In another moment there was light again, but even with his eyes closed he knew it was different, a broader, brighter glow. As he picked his head up his nose was filled with a familiar bouquet of smells--leather, wood, tea. He opened his eyes, only to see the familiar rug before Snape's hearth.
"I Apparated us," he said, only a hint of apology in his voice. "It's not far, but I couldn't stand to be there a moment longer."
"I didn't think you could Apparate in Hogwarts," Remus said, slightly dazed. I sound like Lily, he thought to himself with alarm.
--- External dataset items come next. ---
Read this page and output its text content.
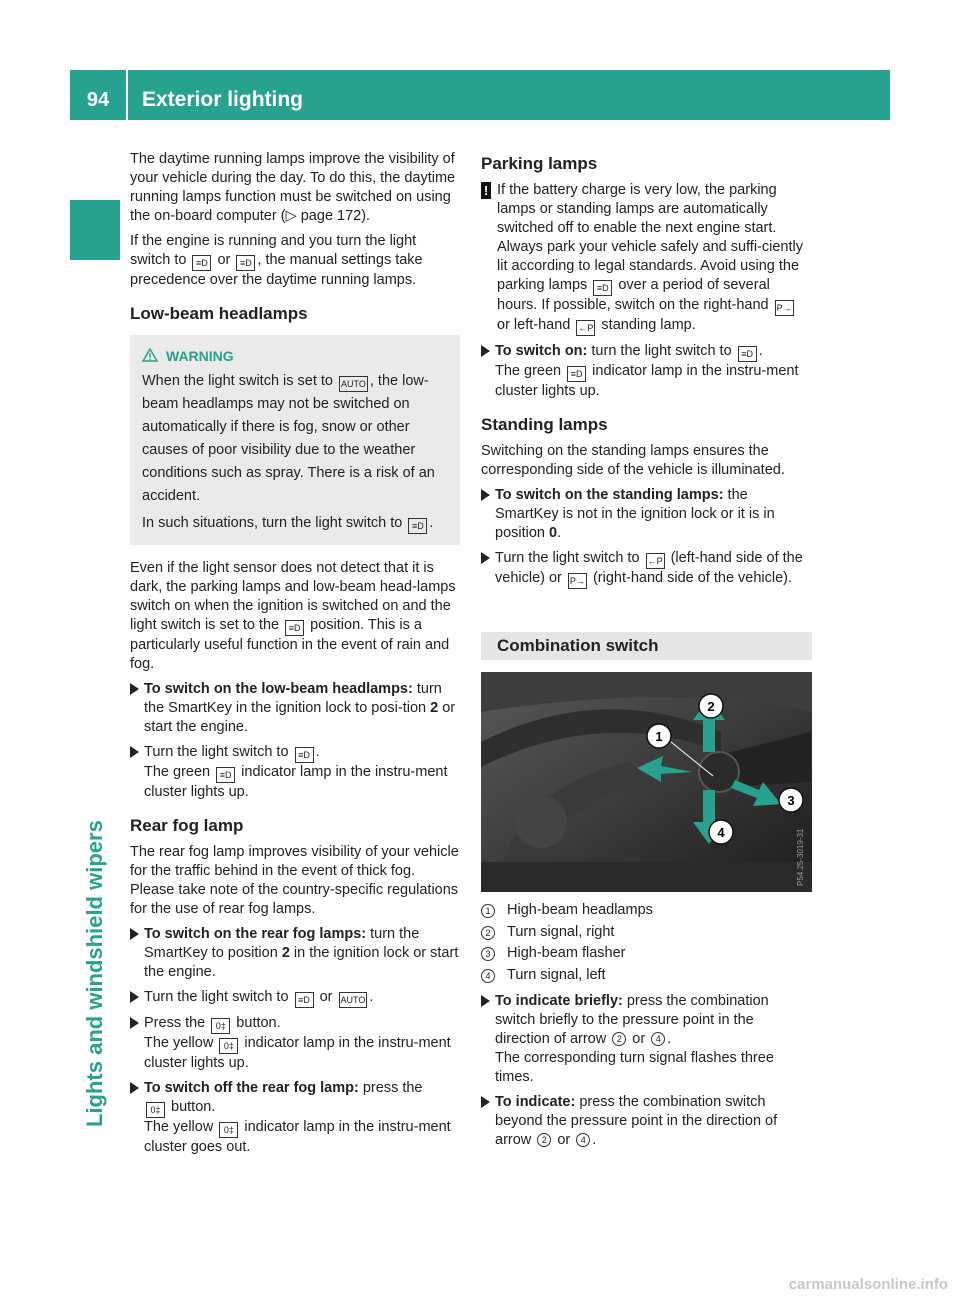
94	Exterior lighting
Lights and windshield wipers

The daytime running lamps improve the visibility of your vehicle during the day. To do this, the daytime running lamps function must be switched on using the on-board computer (▷ page 172).

If the engine is running and you turn the light switch to ≡D or ≡D , the manual settings take precedence over the daytime running lamps.

Low-beam headlamps
WARNING

When the light switch is set to AUTO , the low-beam headlamps may not be switched on automatically if there is fog, snow or other causes of poor visibility due to the weather conditions such as spray. There is a risk of an accident.

In such situations, turn the light switch to ≡D .

Even if the light sensor does not detect that it is dark, the parking lamps and low-beam head-lamps switch on when the ignition is switched on and the light switch is set to the ≡D position. This is a particularly useful function in the event of rain and fog.

To switch on the low-beam headlamps: turn the SmartKey in the ignition lock to posi-tion 2 or start the engine.
Turn the light switch to ≡D .
The green ≡D indicator lamp in the instru-ment cluster lights up.
Rear fog lamp

The rear fog lamp improves visibility of your vehicle for the traffic behind in the event of thick fog. Please take note of the country-specific regulations for the use of rear fog lamps.

To switch on the rear fog lamps: turn the SmartKey to position 2 in the ignition lock or start the engine.
Turn the light switch to ≡D or AUTO .
Press the 0‡ button.
The yellow 0‡ indicator lamp in the instru-ment cluster lights up.
To switch off the rear fog lamp: press the
0‡ button.
The yellow 0‡ indicator lamp in the instru-ment cluster goes out.
Parking lamps
! If the battery charge is very low, the parking lamps or standing lamps are automatically switched off to enable the next engine start. Always park your vehicle safely and suffi-ciently lit according to legal standards. Avoid using the parking lamps ≡D over a period of several hours. If possible, switch on the right-hand P→ or left-hand ←P standing lamp.
To switch on: turn the light switch to ≡D .
The green ≡D indicator lamp in the instru-ment cluster lights up.
Standing lamps

Switching on the standing lamps ensures the corresponding side of the vehicle is illuminated.

To switch on the standing lamps: the SmartKey is not in the ignition lock or it is in position 0.
Turn the light switch to ←P (left-hand side of the vehicle) or P→ (right-hand side of the vehicle).
Combination switch
1
2
3
4	P54.25-3019-31
1	High-beam headlamps
2	Turn signal, right
3	High-beam flasher
4	Turn signal, left
To indicate briefly: press the combination switch briefly to the pressure point in the direction of arrow 2 or 4 .
The corresponding turn signal flashes three times.
To indicate: press the combination switch beyond the pressure point in the direction of arrow 2 or 4 .
carmanualsonline.info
"Most people cannot. I can." Remus could practically feel the smirk that came with those words as Snape pressed his lips to his temple. "Only between that room, and my chambers," he admitted in a murmur. His voice was sad, and the smirk was gone from it as he remembered the times when such speed was necessary, and the kindness Dumbledore had shown him with the accommodations, meaning the robes and even the fireplace he used never had to be in his chambers.
It was impossible to tell who was leading who as they approached the welcoming surface of the couch, their arms and legs a tangle as they fairly fell on to it.
"So here we have it," Lupin said, unable to abandon the humor that served him so well. "A tame werewolf and a tame Death Eater."
"It would seem that there is not much more to say." Snape sat stiffly, but relaxed into the curve of the couch when he felt Lupin's arm behind him. Lupin shifted slightly and slipped his hand on to the bare skin of Snape's back, still relieved, even outside the confines of that room, to find it warm.
"Oh no," he said, as he pressed his hand around to Snape's side. "There is always something more to say." He moved his hand until his arm was firmly wrapped around Snape's slight waist, pulling him close. Just when he thought their bodies were still Snape was pulling on him too, and even once they were facing each other their hands did not stop. As in the trial of pulling the mask off, they pushed and pulled with incredible slowness, but never ceased moving.